Grid Homogeneous Coexisting Hyperchaos and Hardware Encryption for 2-D HNN-Like Map
Han Bao, Yuanhui Su, Zhongyun Hua, Mo Chen, Quan Xu, Bocheng Bao
Abstract
Compared with the continuous Hopfield neural network (HNN), the discrete HNN remains relatively under-explored in both academic and industrial domains. This paper proposes a simple two-dimensional (2-D) HNN-like map for neurons with specific internal decay. It is a discrete map with an infinite number of grid unstable points, leading to the appearance of grid homogeneous coexisting attractors. Theoretical analysis deduces the switching mechanism of initial-offsets, while numerical simulations disclose the grid homogeneous coexisting bifurcation behaviors and hyperchaotic attractors. The results manifest that 2-D HNN-like map can exhibit grid homogeneous coexisting hyperchaos in two dimensions and the highly random hyperchaotic sequences can be losslessly switched by two initial values.

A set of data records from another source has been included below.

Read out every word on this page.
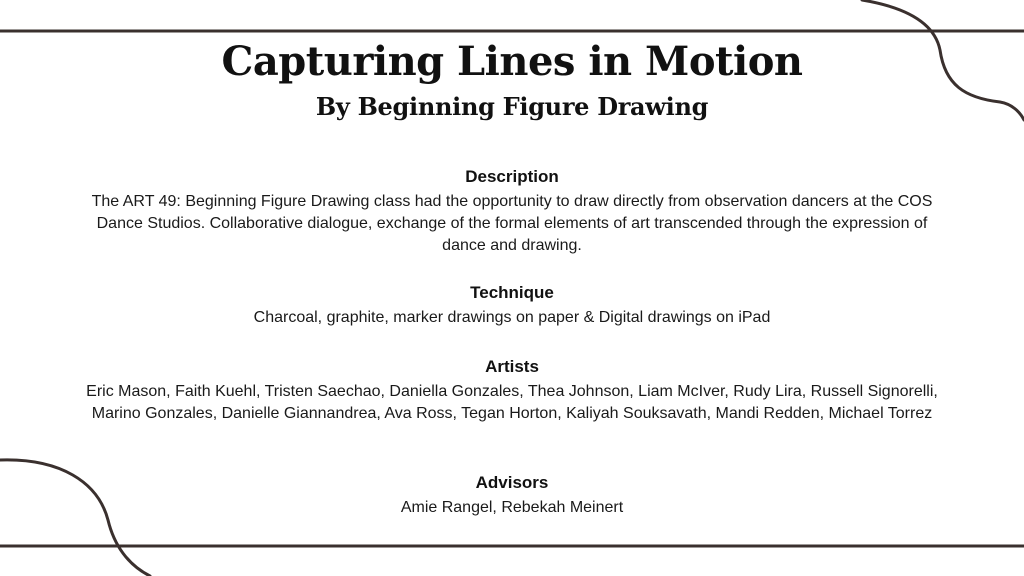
Capturing Lines in Motion
By Beginning Figure Drawing
Description
The ART 49: Beginning Figure Drawing class had the opportunity to draw directly from observation dancers at the COS Dance Studios. Collaborative dialogue, exchange of the formal elements of art transcended through the expression of dance and drawing.
Technique
Charcoal, graphite, marker drawings on paper & Digital drawings on iPad
Artists
Eric Mason, Faith Kuehl, Tristen Saechao, Daniella Gonzales, Thea Johnson, Liam McIver, Rudy Lira, Russell Signorelli, Marino Gonzales, Danielle Giannandrea, Ava Ross, Tegan Horton, Kaliyah Souksavath, Mandi Redden, Michael Torrez
Advisors
Amie Rangel, Rebekah Meinert
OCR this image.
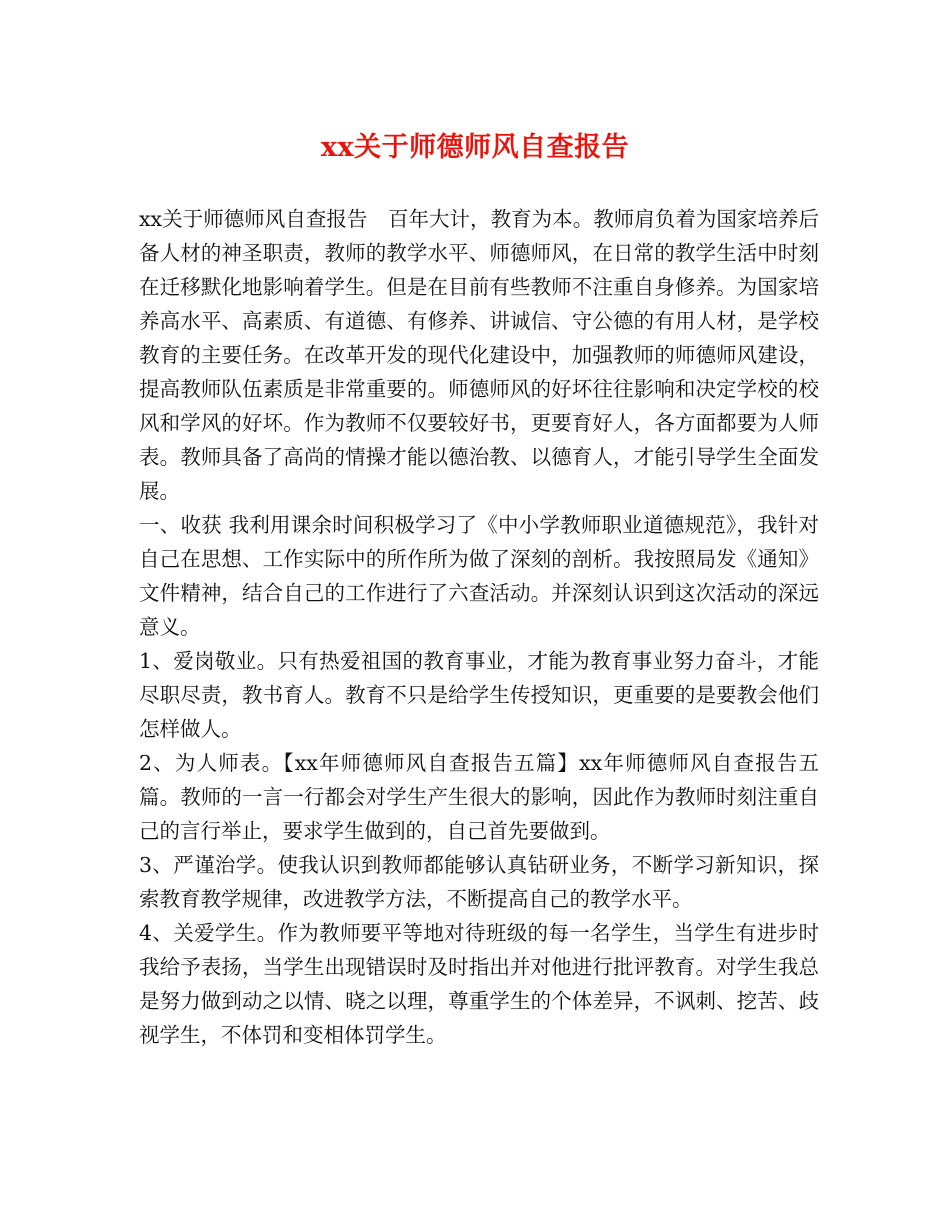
xx关于师德师风自查报告

xx关于师德师风自查报告　百年大计，教育为本。教师肩负着为国家培养后备人材的神圣职责，教师的教学水平、师德师风，在日常的教学生活中时刻在迁移默化地影响着学生。但是在目前有些教师不注重自身修养。为国家培养高水平、高素质、有道德、有修养、讲诚信、守公德的有用人材，是学校教育的主要任务。在改革开发的现代化建设中，加强教师的师德师风建设，提高教师队伍素质是非常重要的。师德师风的好坏往往影响和决定学校的校风和学风的好坏。作为教师不仅要较好书，更要育好人，各方面都要为人师表。教师具备了高尚的情操才能以德治教、以德育人，才能引导学生全面发展。

一、收获 我利用课余时间积极学习了《中小学教师职业道德规范》，我针对自己在思想、工作实际中的所作所为做了深刻的剖析。我按照局发《通知》文件精神，结合自己的工作进行了六查活动。并深刻认识到这次活动的深远意义。

1、爱岗敬业。只有热爱祖国的教育事业，才能为教育事业努力奋斗，才能尽职尽责，教书育人。教育不只是给学生传授知识，更重要的是要教会他们怎样做人。

2、为人师表。【xx年师德师风自查报告五篇】xx年师德师风自查报告五篇。教师的一言一行都会对学生产生很大的影响，因此作为教师时刻注重自己的言行举止，要求学生做到的，自己首先要做到。

3、严谨治学。使我认识到教师都能够认真钻研业务，不断学习新知识，探索教育教学规律，改进教学方法，不断提高自己的教学水平。

4、关爱学生。作为教师要平等地对待班级的每一名学生，当学生有进步时我给予表扬，当学生出现错误时及时指出并对他进行批评教育。对学生我总是努力做到动之以情、晓之以理，尊重学生的个体差异，不讽刺、挖苦、歧视学生，不体罚和变相体罚学生。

Additionally, hardware implementation on an STM32 platform validates the coexisting hyperchaotic attractors. Furthermore, using the initials-switched grid homogeneous coexisting hyperchaotic sequences, we develop a reliable and secure geolocation-based chaotic hardware encryptor. To our best knowledge, this is the first application of grid homogeneous coexisting hyperchaos in industrial field.